Page MenuHomePhabricator

Investigate RDB snapshot issue on ORES
Closed, ResolvedPublic

Description

I got this error for every request this morning.

MISCONF Redis is configured to save RDB snapshots, but is currently not able to persist on disk. Commands that may modify the data set are disabled. Please check Redis logs for details about the error.

It looks like the issue happens when we're saving to the cache. I checked the rdb files on ores-redis-01 and found that the cache rdb file was exactly 1000MB, but the config put the max memory at 3GB. I restarted redis and the service recovered. The 1000MB rdb file grew to 1001MB in a minute and then the same error started happening.

So I ran config set stop-writes-on-bgsave-error no in the redis-cli for 6380. That seems to have recovered ORES, but it means we're probably not persisting to disk anymore.

Event Timeline

Halfak assigned this task to yuvipanda.
Halfak raised the priority of this task from to Unbreak Now!.
Halfak updated the task description. (Show Details)
Halfak moved this task to Parked on the Machine-Learning-Team (Active Tasks) board.
Halfak subscribed.

Just checked the logs I'm seeing

[11924] 30 Dec 18:33:15.078 * 1 changes in 900 seconds. Saving...
[11924] 30 Dec 18:33:15.078 # Can't save in background: fork: Cannot allocate memory
[11924] 30 Dec 18:33:21.098 * 1 changes in 900 seconds. Saving...
[11924] 30 Dec 18:33:21.098 # Can't save in background: fork: Cannot allocate memory
[11924] 30 Dec 18:33:27.026 * 1 changes in 900 seconds. Saving...
[11924] 30 Dec 18:33:27.026 # Can't save in background: fork: Cannot allocate memory
[11924] 30 Dec 18:33:33.055 * 1 changes in 900 seconds. Saving...
[11924] 30 Dec 18:33:33.055 # Can't save in background: fork: Cannot allocate memory
[11924] 30 Dec 18:33:39.087 * 1 changes in 900 seconds. Saving...
[11924] 30 Dec 18:33:39.088 # Can't save in background: fork: Cannot allocate memory

So it looks like it might be a memory issue. Maybe we should cut the maxmemory for the cache server.

@yuvipanda, where are we on this? Didn't you get another changeset merged and the problem was resolved. I seem to remember doing some manual restarts of the uwsgi processes so that we could reboot redis.

Yup, I enabled memory overcommit for all redises and it's all good. Was good we caught it here, would've hit other redises later...
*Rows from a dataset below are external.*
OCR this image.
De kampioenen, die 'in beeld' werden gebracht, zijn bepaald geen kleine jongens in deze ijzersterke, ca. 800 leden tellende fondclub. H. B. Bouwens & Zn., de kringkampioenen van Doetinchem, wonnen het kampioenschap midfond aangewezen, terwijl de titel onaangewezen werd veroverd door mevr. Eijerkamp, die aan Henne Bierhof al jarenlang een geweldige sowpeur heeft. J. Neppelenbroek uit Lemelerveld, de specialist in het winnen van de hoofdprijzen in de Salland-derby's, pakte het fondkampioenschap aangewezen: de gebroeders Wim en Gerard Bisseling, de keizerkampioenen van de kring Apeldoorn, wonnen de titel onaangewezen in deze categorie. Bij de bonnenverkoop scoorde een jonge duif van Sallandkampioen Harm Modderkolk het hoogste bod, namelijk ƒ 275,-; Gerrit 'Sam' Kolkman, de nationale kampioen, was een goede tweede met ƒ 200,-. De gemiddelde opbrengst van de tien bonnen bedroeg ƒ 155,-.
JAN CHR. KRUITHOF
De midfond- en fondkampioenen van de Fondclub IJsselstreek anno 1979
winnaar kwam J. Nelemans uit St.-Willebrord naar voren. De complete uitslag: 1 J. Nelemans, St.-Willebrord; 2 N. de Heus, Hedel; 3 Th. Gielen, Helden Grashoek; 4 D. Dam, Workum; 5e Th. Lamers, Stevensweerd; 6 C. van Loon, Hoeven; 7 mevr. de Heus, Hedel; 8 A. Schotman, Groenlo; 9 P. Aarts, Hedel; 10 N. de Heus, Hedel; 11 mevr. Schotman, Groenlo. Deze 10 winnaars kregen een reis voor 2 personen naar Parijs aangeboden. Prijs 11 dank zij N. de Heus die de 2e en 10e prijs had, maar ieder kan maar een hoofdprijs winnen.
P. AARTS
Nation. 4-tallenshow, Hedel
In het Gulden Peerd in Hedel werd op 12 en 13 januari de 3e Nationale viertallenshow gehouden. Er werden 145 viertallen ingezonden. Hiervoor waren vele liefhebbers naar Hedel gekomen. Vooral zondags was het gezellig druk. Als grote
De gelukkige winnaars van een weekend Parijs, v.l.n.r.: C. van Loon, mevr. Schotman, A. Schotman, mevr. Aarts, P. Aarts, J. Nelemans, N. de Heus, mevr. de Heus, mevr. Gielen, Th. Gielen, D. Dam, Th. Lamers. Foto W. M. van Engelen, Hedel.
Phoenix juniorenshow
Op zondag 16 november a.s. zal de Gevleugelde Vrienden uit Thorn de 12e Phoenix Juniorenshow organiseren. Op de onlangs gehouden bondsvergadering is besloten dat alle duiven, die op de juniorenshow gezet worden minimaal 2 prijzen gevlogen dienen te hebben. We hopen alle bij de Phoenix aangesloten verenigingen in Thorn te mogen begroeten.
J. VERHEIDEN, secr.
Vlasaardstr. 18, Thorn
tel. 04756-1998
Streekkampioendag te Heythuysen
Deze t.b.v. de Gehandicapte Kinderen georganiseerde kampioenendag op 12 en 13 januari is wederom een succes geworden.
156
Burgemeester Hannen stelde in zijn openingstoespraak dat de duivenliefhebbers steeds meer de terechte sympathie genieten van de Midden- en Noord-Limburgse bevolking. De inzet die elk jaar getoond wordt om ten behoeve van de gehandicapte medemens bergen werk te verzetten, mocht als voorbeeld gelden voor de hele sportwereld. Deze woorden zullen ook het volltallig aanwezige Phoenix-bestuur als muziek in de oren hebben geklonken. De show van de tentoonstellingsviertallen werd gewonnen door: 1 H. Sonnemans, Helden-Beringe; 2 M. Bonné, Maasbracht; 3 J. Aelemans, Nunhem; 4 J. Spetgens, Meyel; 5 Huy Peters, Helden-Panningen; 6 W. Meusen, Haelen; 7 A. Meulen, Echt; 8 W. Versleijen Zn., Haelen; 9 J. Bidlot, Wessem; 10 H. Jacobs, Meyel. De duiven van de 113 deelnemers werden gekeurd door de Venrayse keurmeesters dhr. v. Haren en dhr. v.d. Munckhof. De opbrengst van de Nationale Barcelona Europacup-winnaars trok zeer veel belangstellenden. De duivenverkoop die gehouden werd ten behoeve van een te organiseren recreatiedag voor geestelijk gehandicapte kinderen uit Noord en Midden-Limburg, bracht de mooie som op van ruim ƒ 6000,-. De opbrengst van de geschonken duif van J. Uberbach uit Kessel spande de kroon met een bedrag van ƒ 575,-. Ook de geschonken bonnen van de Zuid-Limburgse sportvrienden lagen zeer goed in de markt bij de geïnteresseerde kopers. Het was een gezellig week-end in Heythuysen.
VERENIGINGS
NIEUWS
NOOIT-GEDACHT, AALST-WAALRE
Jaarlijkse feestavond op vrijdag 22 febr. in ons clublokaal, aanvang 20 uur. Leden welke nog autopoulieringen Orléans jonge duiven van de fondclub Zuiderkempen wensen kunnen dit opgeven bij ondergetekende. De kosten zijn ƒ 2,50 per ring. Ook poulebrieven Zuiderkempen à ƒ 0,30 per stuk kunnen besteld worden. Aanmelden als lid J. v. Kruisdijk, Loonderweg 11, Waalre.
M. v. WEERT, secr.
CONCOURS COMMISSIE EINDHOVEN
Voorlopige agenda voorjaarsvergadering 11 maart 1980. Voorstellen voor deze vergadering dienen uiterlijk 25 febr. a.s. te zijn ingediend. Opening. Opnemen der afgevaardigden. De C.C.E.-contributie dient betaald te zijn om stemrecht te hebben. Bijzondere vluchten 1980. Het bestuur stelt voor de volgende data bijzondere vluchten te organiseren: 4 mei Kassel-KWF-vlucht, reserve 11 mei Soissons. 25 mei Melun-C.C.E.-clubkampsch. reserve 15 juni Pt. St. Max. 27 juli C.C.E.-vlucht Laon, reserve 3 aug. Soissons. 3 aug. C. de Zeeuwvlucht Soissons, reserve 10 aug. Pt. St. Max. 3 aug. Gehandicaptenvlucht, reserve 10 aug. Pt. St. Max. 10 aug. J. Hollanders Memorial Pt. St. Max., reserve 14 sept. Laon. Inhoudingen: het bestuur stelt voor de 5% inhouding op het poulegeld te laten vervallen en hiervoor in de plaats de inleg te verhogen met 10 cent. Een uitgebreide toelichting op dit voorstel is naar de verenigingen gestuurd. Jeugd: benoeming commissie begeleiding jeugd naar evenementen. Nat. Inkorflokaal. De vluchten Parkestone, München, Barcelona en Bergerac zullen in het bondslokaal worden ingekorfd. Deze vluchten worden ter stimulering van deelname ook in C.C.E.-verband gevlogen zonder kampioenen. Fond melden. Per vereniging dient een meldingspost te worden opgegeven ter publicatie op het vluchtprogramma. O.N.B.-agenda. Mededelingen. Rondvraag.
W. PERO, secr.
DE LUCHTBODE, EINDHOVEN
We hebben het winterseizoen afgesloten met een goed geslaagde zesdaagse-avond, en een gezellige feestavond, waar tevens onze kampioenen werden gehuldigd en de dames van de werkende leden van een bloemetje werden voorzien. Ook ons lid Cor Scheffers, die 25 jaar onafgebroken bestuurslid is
@yuvipanda, great! Thanks. Please help us manage our progress report and move tasks to the "Done" column before resolving. I'll move this one.

Halfak closed this task as Resolved.
Halfak set Security to None.
Halfak moved this task from Backlog to Completed on the Machine-Learning-Team (Active Tasks) board.

What about https://phabricator.wikimedia.org/T122666 since that is still open but the ticket here is closed.

They are the same ticket no?

Sorry, wrong paste. I meant to ask what about https://gerrit.wikimedia.org/r/#/c/261642/ since that links over here to this ticket and was still open. I found that when looking in Gerrit for open changes to the ops/puppet repo.

Looks like that can be abandoned. I'll do that now.